Mr. Anaya's report points to that project, and lists 15 others – pipelines, mines, dams, fracking operations, and so on – that he says should not go ahead without the consent of the First Nations affected. That's a statement of a non-binding international standard: the UN Declaration on the Rights of Indigenous People, which Canada signed in 2010, says resource projects on aboriginal lands should not go ahead without their informed consent.

But he also noted Canada must fulfill a constitutional "duty to consult" – the legal principle that will be enforced by the courts. And that's where Mr. Harper's strained relationship with First Nations will have a real impact on his economic agenda.

The "duty to consult" doesn't go as far as requiring the consent of First Nations to any project that might infringe the rights they claim, noted University of British Columbia aboriginal law professor Gordon Christie. But it does mean the Crown – the federal government – has to consult aboriginal communities and accommodate their legitimate concerns, like changing the route of a pipeline to go around particularly sensitive land.

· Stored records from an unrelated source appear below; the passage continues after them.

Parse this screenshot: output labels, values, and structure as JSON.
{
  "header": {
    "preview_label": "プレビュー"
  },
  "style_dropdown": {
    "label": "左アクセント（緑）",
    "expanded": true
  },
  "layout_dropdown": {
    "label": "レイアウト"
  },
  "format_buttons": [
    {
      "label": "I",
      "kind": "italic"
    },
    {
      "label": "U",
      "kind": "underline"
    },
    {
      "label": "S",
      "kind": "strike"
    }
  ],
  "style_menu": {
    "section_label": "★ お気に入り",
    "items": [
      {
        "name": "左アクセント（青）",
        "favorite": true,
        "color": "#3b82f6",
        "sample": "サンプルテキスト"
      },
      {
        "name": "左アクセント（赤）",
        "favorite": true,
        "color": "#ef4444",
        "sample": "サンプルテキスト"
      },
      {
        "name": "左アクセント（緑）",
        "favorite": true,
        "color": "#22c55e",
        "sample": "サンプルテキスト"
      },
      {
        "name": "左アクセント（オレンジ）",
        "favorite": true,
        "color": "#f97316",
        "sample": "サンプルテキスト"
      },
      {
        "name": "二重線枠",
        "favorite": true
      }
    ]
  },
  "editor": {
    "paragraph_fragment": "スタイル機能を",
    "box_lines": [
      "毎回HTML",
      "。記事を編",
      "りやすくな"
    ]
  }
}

It's not entirely clear what the limits of that are. Is it possible, for example, that coastal First Nations in B.C. could claim their rights would be irreparably harmed by a possible oil spill by tankers loading from the Gateway pipeline, that no pipeline can go ahead? Mr. Christie said the courts haven't settled that question yet.

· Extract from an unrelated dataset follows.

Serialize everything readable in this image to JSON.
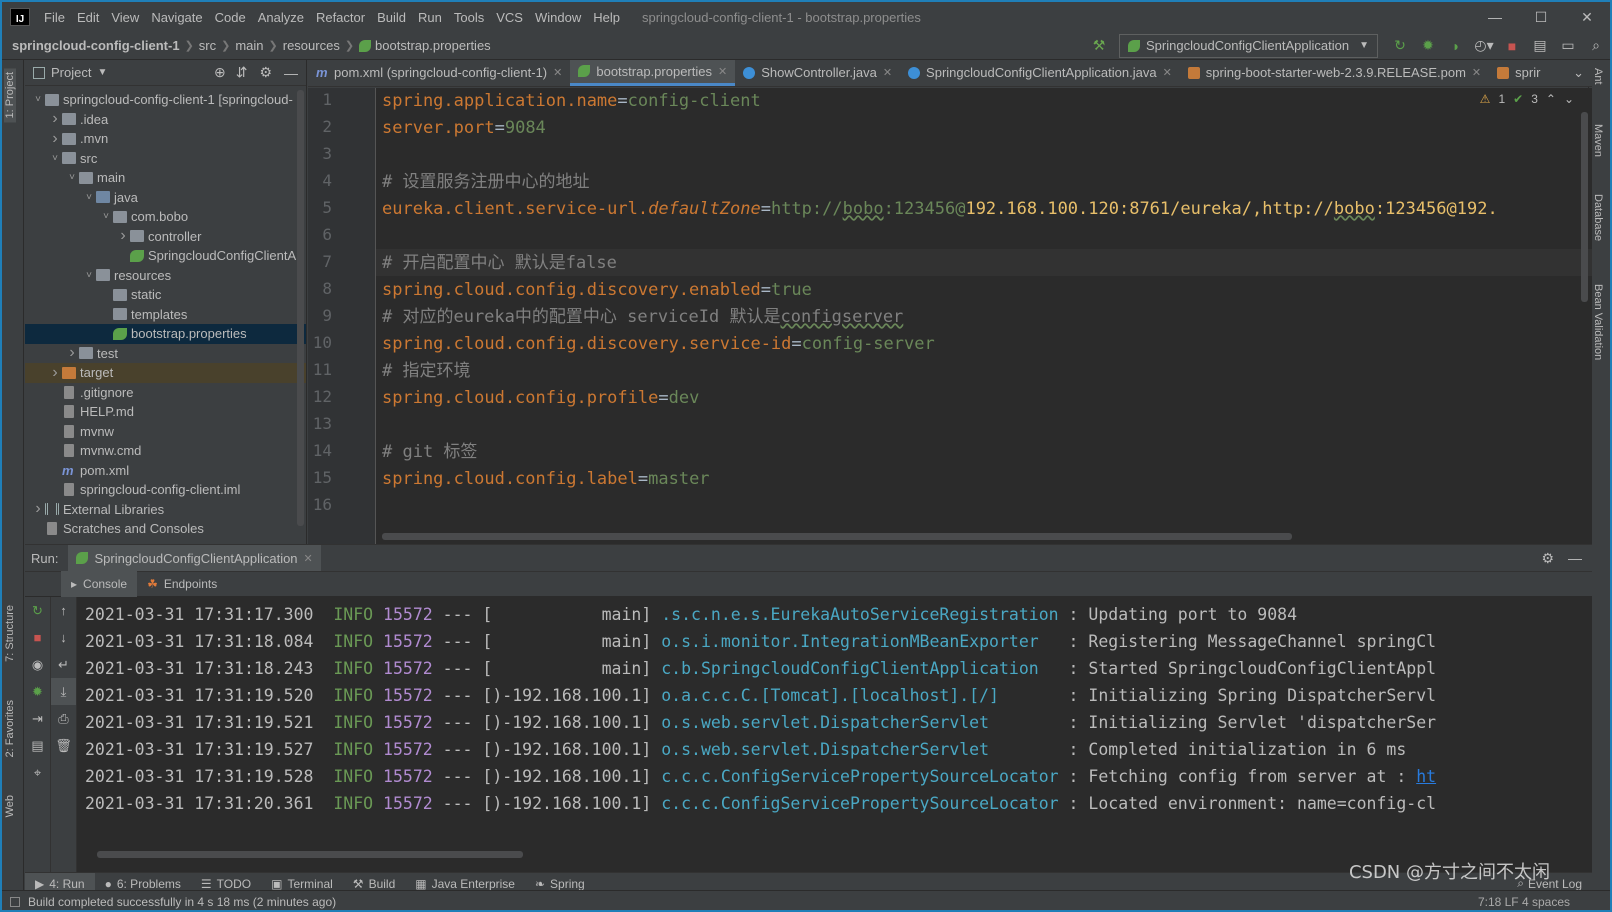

But there is, in the way the courts have framed the "duty to consult," a clear suggestion that the Crown has to make the relationship work. They've used key phrases like "meaningful consultation" and "good-faith negotiation," but many aboriginal communities feel the government has mainly tried to get around the serious talk, Mr. Christie said, That could give the courts legal grounds to block a project.

Another problem is that Ottawa has often left the consultations in the hands of the companies' backing the projects, like Enbridge, the promoter of the Northern Gateway pipeline. But courts might not accept the efforts of a company to accommodate a First Nation, when it's the government's duty.

In the case of Northern Gateway, the government has belatedly scrambled to show its consulting, but it could be too little, too late. The federal government is likely to approve the project in the next month or so, but then it will be tied up in complex legislation – and there's no guarantee that Enbridge, or Ottawa, will win. The question isn't whether Ottawa will approve the pipeline, but whether it will ever get built.

It all might have been made a lot easier if Ottawa has taken it more seriously from the beginning, and won some sympathy in aboriginal communities.

Instead, the federal government's attitude was seen as aloof. The Conservatives have always insisted that those projects themselves will be the best thing for aboriginal communities – more important, they implied, than treaty and land-claims talks that many First Nations wanted to discuss. Their economic-development message has sometimes been tone-deaf – as when Joe Oliver, then the natural resources minister suggested the money from resource projects would fix "socially dysfunctional" aboriginal communities.

Now, this is a government struggling to counter built-up ill will, trying to make deals with far more wary chiefs, and show, belatedly that it's engaging in the kind of "meaningful consultation" the courts require. It's doing that in the context of the broader mistrust that Mr. Anaya reported. And Mr. Harper may find his economic policy threatened by miscalculations in aboriginal affairs.